Are distribution groups deprecated in 2026?

Distribution groups are not deprecated. Microsoft continues to support New-DistributionGroup and related cmdlets in Exchange Online. However, Microsoft positions Microsoft 365 Groups as the recommended collaboration object for new scenarios that need shared files, calendar, or Teams chat.
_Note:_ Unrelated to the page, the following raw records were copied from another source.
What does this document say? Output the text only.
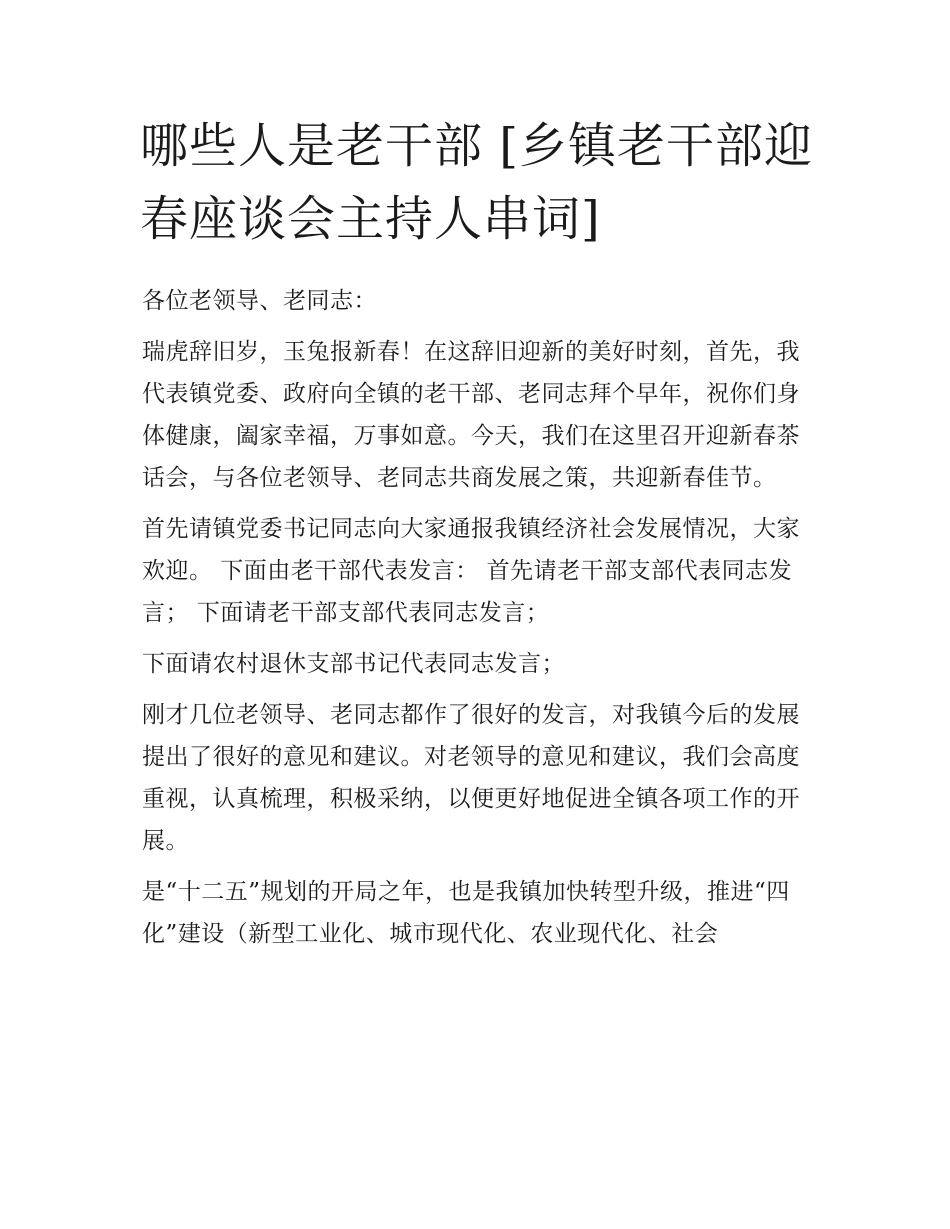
哪些人是老干部 [乡镇老干部迎春座谈会主持人串词]

各位老领导、老同志：

瑞虎辞旧岁，玉兔报新春！在这辞旧迎新的美好时刻，首先，我代表镇党委、政府向全镇的老干部、老同志拜个早年，祝你们身体健康，阖家幸福，万事如意。今天，我们在这里召开迎新春茶话会，与各位老领导、老同志共商发展之策，共迎新春佳节。

首先请镇党委书记同志向大家通报我镇经济社会发展情况，大家欢迎。 下面由老干部代表发言： 首先请老干部支部代表同志发言； 下面请老干部支部代表同志发言；

下面请农村退休支部书记代表同志发言；

刚才几位老领导、老同志都作了很好的发言，对我镇今后的发展提出了很好的意见和建议。对老领导的意见和建议，我们会高度重视，认真梳理，积极采纳，以便更好地促进全镇各项工作的开展。

是“十二五”规划的开局之年，也是我镇加快转型升级，推进“四化”建设（新型工业化、城市现代化、农业现代化、社会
What is the difference between New-DistributionGroup and New-UnifiedGroup?

New-DistributionGroup creates a classic Exchange Online distribution group used purely for email delivery. New-UnifiedGroup creates a Microsoft 365 Group, which bundles a shared mailbox with SharePoint, Teams, Planner, and OneNote.

Can I migrate distribution groups to Microsoft 365 Groups in bulk?

Yes. Microsoft provides a built-in conversion tool in the Exchange Admin Center for cloud-only DLs that meet specific criteria. For complex tenants, we recommend a custom PowerShell migration script following the four-phase playbook in this guide.

How can I audit who creates distribution groups in my tenant?

Use Search-UnifiedAuditLog in Microsoft Purview to query the New-DistributionGroup operation. The unified audit log captures the creating user, the date, and the parameters used. Retention varies by Microsoft 365 plan.

What is the maximum membership size for a distribution group in 2026?

A distribution group can deliver to up to 100,000 recipients per send in Exchange Online. The membership size itself can exceed this number, but per-message delivery is capped at 100,000.